Forum Moderators: phranque

Message Too Old, No Replies

Blocking badly behaved spiders

Such as IE Offline content or those that ignore robots.txt

         

sublime1

5:42 pm on Dec 16, 2004 (gmt 0)

10+ Year Member



Last night, we had something like 10 distinct IPs, all with IE user agents hitting our site as fast as they could. None obeyed robots.txt. And for a short time, our site was overwhelmed.

I would like to identify these automated user agents and temporarily block them. But I need to make sure I don't block the real search engine spiders.

I have a rewrite rule that Apache uses to look in a file for IPs to block (and then send a Forbidden) status back right away.

My thought is to maintain a cache of addresses that are hitting us frequently but whose user agents are not those we know we want. Once an IP exceeeds some threshold, we write their address to the list that Apache looks at and they are banned.

I would prefer not to reinvent this wheel -- does anyone know of some existing strategies or software that will help me with this problem? Our code is Java running in Tomcat, and our web server is Apache, all running on Linux.

Thanks in advance!

Sublime1

kpaul

5:52 pm on Dec 16, 2004 (gmt 0)

10+ Year Member



mod_throttle for apache. while i haven't tried it myself yet, i have similar problems and am thinking it will help. lemme know if you install it and it works - i haven't had time to try yet ;)

-kpaul

sublime1

8:19 pm on Dec 16, 2004 (gmt 0)

10+ Year Member



Thanks --

I looked at a mod_throttle I found via Google and it appears to work the other direction: specifying how much bandwidth a given site (virtual host, I guess) on a given web server can use.

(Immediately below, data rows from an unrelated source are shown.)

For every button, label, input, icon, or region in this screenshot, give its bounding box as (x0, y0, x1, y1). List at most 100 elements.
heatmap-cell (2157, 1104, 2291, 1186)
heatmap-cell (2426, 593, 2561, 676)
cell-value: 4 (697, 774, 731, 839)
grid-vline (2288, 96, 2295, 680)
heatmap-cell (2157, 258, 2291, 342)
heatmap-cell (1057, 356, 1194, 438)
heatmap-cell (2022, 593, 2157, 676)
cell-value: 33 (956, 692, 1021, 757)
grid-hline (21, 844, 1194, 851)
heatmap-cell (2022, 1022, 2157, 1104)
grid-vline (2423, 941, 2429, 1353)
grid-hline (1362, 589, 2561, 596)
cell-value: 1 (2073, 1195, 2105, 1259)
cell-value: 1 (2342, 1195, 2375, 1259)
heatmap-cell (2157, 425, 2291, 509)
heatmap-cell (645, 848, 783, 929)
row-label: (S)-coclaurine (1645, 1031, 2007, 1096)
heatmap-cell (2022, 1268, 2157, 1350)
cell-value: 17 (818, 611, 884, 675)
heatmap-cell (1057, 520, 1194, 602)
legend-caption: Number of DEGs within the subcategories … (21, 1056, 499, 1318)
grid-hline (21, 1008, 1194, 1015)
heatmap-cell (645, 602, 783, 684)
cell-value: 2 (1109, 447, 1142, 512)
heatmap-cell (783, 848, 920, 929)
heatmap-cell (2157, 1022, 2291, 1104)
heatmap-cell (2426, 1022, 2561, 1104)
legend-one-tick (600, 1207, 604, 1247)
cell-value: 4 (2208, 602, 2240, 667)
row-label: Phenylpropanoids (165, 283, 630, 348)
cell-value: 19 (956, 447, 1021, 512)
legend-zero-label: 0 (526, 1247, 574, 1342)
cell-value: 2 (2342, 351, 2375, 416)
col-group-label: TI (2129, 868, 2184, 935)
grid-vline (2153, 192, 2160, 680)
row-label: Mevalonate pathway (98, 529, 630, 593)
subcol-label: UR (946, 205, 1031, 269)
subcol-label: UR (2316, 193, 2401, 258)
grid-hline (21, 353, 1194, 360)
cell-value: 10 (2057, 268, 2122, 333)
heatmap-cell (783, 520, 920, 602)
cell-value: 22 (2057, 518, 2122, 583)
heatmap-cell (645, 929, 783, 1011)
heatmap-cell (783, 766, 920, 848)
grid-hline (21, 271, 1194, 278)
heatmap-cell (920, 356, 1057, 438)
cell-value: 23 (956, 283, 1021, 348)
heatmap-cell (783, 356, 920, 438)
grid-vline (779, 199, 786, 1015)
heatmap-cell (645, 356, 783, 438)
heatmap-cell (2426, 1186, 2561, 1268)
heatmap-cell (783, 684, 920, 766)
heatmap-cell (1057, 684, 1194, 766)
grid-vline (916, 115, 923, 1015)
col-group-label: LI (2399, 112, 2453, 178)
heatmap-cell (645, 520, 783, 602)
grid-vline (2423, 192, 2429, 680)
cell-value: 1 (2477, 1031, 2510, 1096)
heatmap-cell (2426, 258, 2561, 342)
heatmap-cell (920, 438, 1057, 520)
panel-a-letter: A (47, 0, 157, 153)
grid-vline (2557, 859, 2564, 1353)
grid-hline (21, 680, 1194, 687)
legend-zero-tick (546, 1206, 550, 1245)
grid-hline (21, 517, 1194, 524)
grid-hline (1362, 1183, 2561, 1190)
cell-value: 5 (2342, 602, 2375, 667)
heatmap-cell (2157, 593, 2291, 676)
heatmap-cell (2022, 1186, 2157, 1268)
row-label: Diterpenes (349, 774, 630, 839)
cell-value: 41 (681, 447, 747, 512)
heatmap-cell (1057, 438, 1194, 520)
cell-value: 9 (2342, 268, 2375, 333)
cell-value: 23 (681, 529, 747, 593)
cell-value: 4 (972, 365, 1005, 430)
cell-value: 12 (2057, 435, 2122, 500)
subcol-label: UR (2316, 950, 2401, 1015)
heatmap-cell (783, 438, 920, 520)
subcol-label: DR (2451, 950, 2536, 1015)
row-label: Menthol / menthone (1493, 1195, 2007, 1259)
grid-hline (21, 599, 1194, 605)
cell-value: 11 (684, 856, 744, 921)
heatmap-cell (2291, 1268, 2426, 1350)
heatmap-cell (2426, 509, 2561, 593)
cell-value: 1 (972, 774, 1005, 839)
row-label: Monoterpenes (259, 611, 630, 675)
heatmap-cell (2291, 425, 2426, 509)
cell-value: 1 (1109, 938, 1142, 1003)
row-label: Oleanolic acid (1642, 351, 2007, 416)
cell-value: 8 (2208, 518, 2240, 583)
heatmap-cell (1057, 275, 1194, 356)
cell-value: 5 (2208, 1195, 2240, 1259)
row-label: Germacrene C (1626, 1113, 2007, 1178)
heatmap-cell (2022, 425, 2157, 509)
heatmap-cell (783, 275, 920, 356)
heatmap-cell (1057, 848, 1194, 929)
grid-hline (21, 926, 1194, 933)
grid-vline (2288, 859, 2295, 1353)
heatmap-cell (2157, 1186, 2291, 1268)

I am looking for something that would detect patterns of incoming requests that tend to identify a spider, for example an excessive rate of requests from a given host.

kpaul

8:34 pm on Dec 16, 2004 (gmt 0)

10+ Year Member



i'm pretty sure it does what you're looking for. you can set it up with rules (from what i've read) so that if a particular IP or useragent hits your site more than x times per second or uses more than x megs in bandwidth, it will be stopped, delayed, etc.

or maybe i'm misunderstanding your request?

-kpaul

edit to add from the first goog site: [[Also mod_throttle can track and throttle incoming connections by IP address or by authenticated remote user.]]

The Contractor

8:44 pm on Dec 16, 2004 (gmt 0)

WebmasterWorld Senior Member 10+ Year Member



mod_throttle is exactly what it sounds like (throttle's resources). Do not use it if you run any scripting on your site because many perl scripts etc will not run (at least the ones I have tried). It is NOT what you want to control bots etc.

Use .htaccess to block bad bots or visitors you don't care to have. Many useful posts on this subject by searching this site like here [google.com] and here [google.com].

kpaul

8:51 pm on Dec 16, 2004 (gmt 0)

10+ Year Member



thanks contractor.

sorry for the bad advice ;)

-kpaul

sublime1

9:01 pm on Dec 16, 2004 (gmt 0)

10+ Year Member



Thanks Contractor. I was mostly having problems coming up with the right search terms to use to search WebmasterWorld :-)

The ban-bot script was the kind of thing I was looking for and I am sure there are other nuggest in there that I can use.